In the two months since he took office, Culture and Education Minister Muhadjir Effendy has repeatedly sparked public uproar with his ideas, including allowing teachers to impose physical punishment on students, reviewing free-school programs and extending school hours.

Members of the Civil Society Coalition for Education Transformation (KMSTP) said the minister’s approach would make stakeholders in the education sector lose track.

“Education policies have to be based on research and supported by data, not based on the minister’s feelings or his friend’s experience,” said Eka Simanjuntak, a researcher with the coalition.

One of the minister’s controversial ideas was allowing teachers to use physical punishment to discipline students. Soon after his statement was reported in the media, the National Commission for Child Protection met with the minister to voice its opposition to the idea.

Eka, who also works as a consultant for the Institute of Good Governance and Regional Development, said the minister should have known that based on the Child Protection Law, violence against children cannot be tolerated in any form.

The minister’s statements indicate that he is not up to date with the development of education systems in Indonesia and overseas, which have moved toward enforcing a positive environment in schools.

“UNICEF conducts a campaign on positive discipline aiming to eliminate any form of negative punishments at schools,” Eka said.

By fostering a positive environment in schools, he said, students could learn to be responsible individuals, which would help them to obey the rules.

Muhadjir also said recently that he wanted to review the policy providing nine years of free and compulsory education, saying it had hindered public participation in managing and building educational institutions.

In fact, the program provides the opportunity for low-income families to access an education, Ahmad Taufiq, program manager for an education monitoring network, and also a KMSTP member, said in Jakarta.

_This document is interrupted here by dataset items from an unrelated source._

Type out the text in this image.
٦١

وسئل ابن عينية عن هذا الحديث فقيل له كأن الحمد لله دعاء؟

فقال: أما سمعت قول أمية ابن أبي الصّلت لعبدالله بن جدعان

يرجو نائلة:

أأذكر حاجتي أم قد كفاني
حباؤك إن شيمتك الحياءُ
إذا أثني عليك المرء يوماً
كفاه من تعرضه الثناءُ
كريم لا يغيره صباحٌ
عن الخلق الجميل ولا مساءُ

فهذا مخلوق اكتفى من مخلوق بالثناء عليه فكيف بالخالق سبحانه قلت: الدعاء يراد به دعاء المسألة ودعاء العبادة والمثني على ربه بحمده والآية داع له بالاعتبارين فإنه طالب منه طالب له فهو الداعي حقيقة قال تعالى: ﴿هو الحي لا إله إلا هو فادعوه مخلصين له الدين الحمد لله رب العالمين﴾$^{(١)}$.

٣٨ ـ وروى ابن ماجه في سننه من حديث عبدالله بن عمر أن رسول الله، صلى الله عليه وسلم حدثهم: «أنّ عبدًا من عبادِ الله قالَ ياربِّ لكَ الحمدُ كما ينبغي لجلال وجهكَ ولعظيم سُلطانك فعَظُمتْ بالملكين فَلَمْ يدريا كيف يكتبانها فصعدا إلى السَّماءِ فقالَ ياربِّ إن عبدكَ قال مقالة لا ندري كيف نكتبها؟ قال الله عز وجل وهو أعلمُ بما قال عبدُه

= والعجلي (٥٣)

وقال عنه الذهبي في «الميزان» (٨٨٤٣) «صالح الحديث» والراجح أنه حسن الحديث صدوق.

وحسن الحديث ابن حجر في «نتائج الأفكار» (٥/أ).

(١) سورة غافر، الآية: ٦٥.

“The government only provides nine years of compulsory education free of charge. We are pressing them to provide 12-year compulsory education,” he said.

He added that the government seemed hesitant about providing 12 years of education, although it had previously planned to do so.

Muhadjir’s recent plan to add extra school hours for elementary and junior high school students has become a target of public criticism.

Eka said before trying to build students’ characters at school, the government needed to resolve the unequal distribution of good-quality teachers. “Teacher absenteeism rates are still high and many teachers don’t have the competency to teach students; some teach with little preparation,” he said.

 Indonesian Corruption Watch (ICW) researcher Febri Hendri, who is also a member of the KMSTP, advised the minister to encourage public participation in policymaking, like former minister Anies Baswedan.

Eka echoed Febri’s statement, saying Anies had often involved members of the public who understood the matter at hand when creating polices.

“Pak Anies asked us to help in the course of revising the ministerial regulation on fees and donations for education,” he said. (win).